Readers will know that we at 1CL don’t listen to gossip, but we were alarmed to hear that a British Airline Pilots’ Association union rep considers Easyjet to be ‘hanging by a thread’. Apparently he thinks that the ‘situation is dire’. In the last few weeks sixty pilots have left the airline voluntarily, and 75% of the remaining pilots have agreed to work part time, in an effort to avoid compulsory redundancies. The airline denies that it is in any worse position than any other carrier, and points out that this is hardly a bumper time of year for airlines in any event; but the rep’s gloomy prognostications reflect wider concerns about the viability of airlines more generally, particularly when set against the backdrop of recent high profile industry failures (was it really only this time three years ago that Monarch Airlines collapsed? and a year ago last week that Thomas Cook ceased trading? Both before Covid-19 was even a twinkle in a pangolin’s eye).

The ongoing uncertainty around which countries are on the government’s list of travel corridors at any given time, and the short-notice announcements over changes in quarantine rules, as well as the ongoing Great Refund Saga, have combined to annihilate consumer confidence in the travel industry, despite the best efforts of ABTA and others to provide reassurance. Indeed, Easyjet Holidays have confirmed that if short-notice quarantine alterations are imposed, they will cancel holidays and provide a refund. Their website features the warranty:

“Even where the FCDO advice permits travel, if at the point of departure there is a known requirement for routine quarantine or self-isolation either on arrival or when landing back home under UK governmental entry requirements guidance for your booked holiday destination, our standard response is that we’ll cancel your holiday…If it looks like you might be impacted by new government regulations, we’ll get in touch as soon as possible.”

These commitments go beyond what is legally required by the Package Travel and Linked Travel Arrangements 2018 and are clearly designed to reassure holidaymakers that they are safe in booking holidays with the tour operator. It would indeed be a shame if these reassurances were to backfire, or if the carrier should find itself in difficulties now, having come through the first chapter of the Great Refund Saga relatively unscathed.

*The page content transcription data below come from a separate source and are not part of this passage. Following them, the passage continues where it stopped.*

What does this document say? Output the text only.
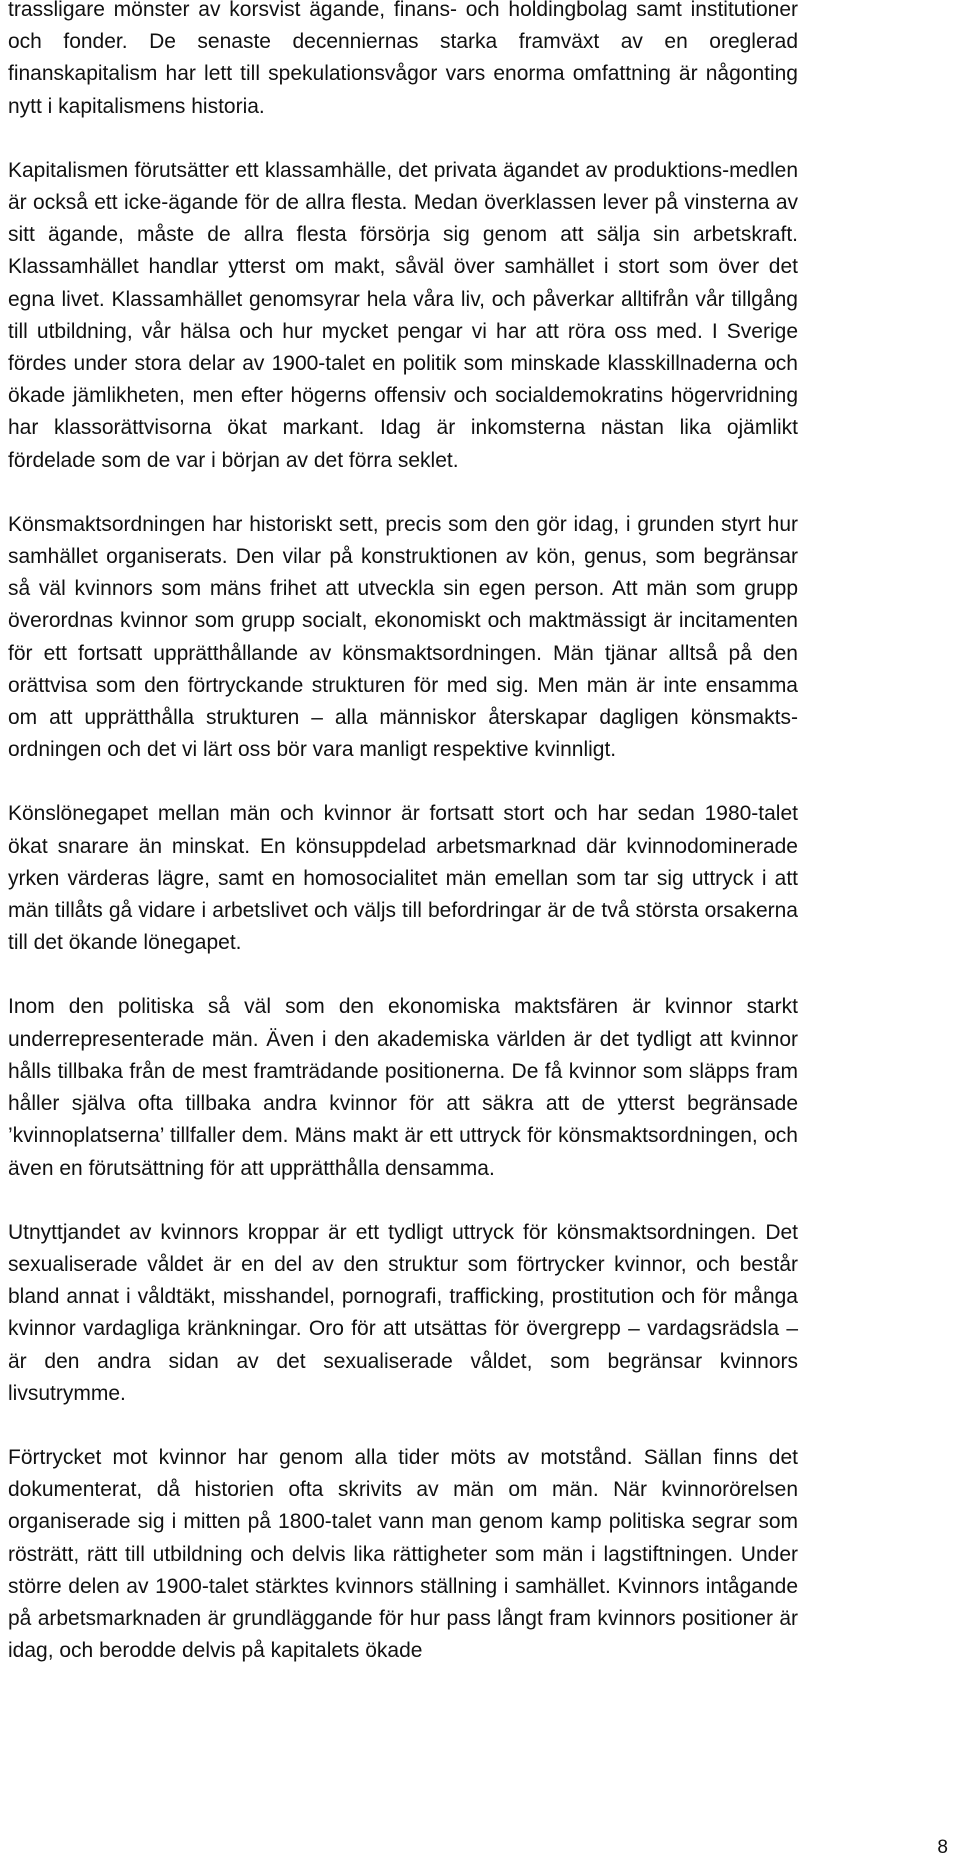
trassligare mönster av korsvist ägande, finans- och holdingbolag samt institutioner och fonder. De senaste decenniernas starka framväxt av en oreglerad finanskapitalism har lett till spekulationsvågor vars enorma omfattning är någonting nytt i kapitalismens historia.

Kapitalismen förutsätter ett klassamhälle, det privata ägandet av produktions-medlen är också ett icke-ägande för de allra flesta. Medan överklassen lever på vinsterna av sitt ägande, måste de allra flesta försörja sig genom att sälja sin arbetskraft. Klassamhället handlar ytterst om makt, såväl över samhället i stort som över det egna livet. Klassamhället genomsyrar hela våra liv, och påverkar alltifrån vår tillgång till utbildning, vår hälsa och hur mycket pengar vi har att röra oss med. I Sverige fördes under stora delar av 1900-talet en politik som minskade klasskillnaderna och ökade jämlikheten, men efter högerns offensiv och socialdemokratins högervridning har klassorättvisorna ökat markant. Idag är inkomsterna nästan lika ojämlikt fördelade som de var i början av det förra seklet.

Könsmaktsordningen har historiskt sett, precis som den gör idag, i grunden styrt hur samhället organiserats. Den vilar på konstruktionen av kön, genus, som begränsar så väl kvinnors som mäns frihet att utveckla sin egen person. Att män som grupp överordnas kvinnor som grupp socialt, ekonomiskt och maktmässigt är incitamenten för ett fortsatt upprätthållande av könsmaktsordningen. Män tjänar alltså på den orättvisa som den förtryckande strukturen för med sig. Men män är inte ensamma om att upprätthålla strukturen – alla människor återskapar dagligen könsmakts-ordningen och det vi lärt oss bör vara manligt respektive kvinnligt.

Könslönegapet mellan män och kvinnor är fortsatt stort och har sedan 1980-talet ökat snarare än minskat. En könsuppdelad arbetsmarknad där kvinnodominerade yrken värderas lägre, samt en homosocialitet män emellan som tar sig uttryck i att män tillåts gå vidare i arbetslivet och väljs till befordringar är de två största orsakerna till det ökande lönegapet.

Inom den politiska så väl som den ekonomiska maktsfären är kvinnor starkt underrepresenterade män. Även i den akademiska världen är det tydligt att kvinnor hålls tillbaka från de mest framträdande positionerna. De få kvinnor som släpps fram håller själva ofta tillbaka andra kvinnor för att säkra att de ytterst begränsade ’kvinnoplatserna’ tillfaller dem. Mäns makt är ett uttryck för könsmaktsordningen, och även en förutsättning för att upprätthålla densamma.

Utnyttjandet av kvinnors kroppar är ett tydligt uttryck för könsmaktsordningen. Det sexualiserade våldet är en del av den struktur som förtrycker kvinnor, och består bland annat i våldtäkt, misshandel, pornografi, trafficking, prostitution och för många kvinnor vardagliga kränkningar. Oro för att utsättas för övergrepp – vardagsrädsla – är den andra sidan av det sexualiserade våldet, som begränsar kvinnors livsutrymme.

Förtrycket mot kvinnor har genom alla tider möts av motstånd. Sällan finns det dokumenterat, då historien ofta skrivits av män om män. När kvinnorörelsen organiserade sig i mitten på 1800-talet vann man genom kamp politiska segrar som rösträtt, rätt till utbildning och delvis lika rättigheter som män i lagstiftningen. Under större delen av 1900-talet stärktes kvinnors ställning i samhället. Kvinnors intågande på arbetsmarknaden är grundläggande för hur pass långt fram kvinnors positioner är idag, och berodde delvis på kapitalets ökade

8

And that’s before we even consider the consequences for the airline of the data breach affecting nine million passengers discovered in January this year, the reputational and financial consequences of which could be mind-boggling.

About the Author

Called to the Bar in 1997, Sarah Prager has been listed in the legal directories as a Band 1 practitioner in travel law for many years. Together with her colleagues at 1 Chancery Lane, Matthew Chapman QC and Jack Harding, she co-writes the leading legal textbook in the area, and has been involved in most of the leading cases in the field in the last decade. She was recently named Best Lawyers’ Travel Lawyer of the Year 2020/2021 and the Lawyer Monthly Women in Law Awards 2020: Personal Injury.

 

…And Finally…

We sometimes wonder whether lawyers aren’t their own worst enemies. It was very much in this spirit that we read of the Australian criminal barrister who has just struck a blow for the freedom of lawyers everywhere to drive around in cars proclaiming them to be utterly crass. The chap in question was taken to task by local transport authorities in New South Wales over the personalised numberplate of his yellow Lamborghini, which reads LGOPNR (denoting ‘leg opener’, since you ask). Transport for NSW argued that the numberplate was offensive, but the lawyer succeeded in his counter-argument that innocent bystanders would not be offended by it, since they would not realise the meaning of the consonants on the plate. As he himself says, in terms worthy of Denning MR at his most lyrical:

“How can anyone be offended by something if they don’t know what the f*** it means?”

We can assure readers that no one tuning in to this week’s 1CL Thursday Webinar will be offended by language of that nature; Sarah Prager and Henk Soede will be keeping their analysis of the provisions of the Montreal Convention strictly PG rated. They don’t want to become Notorious in the legalsphere.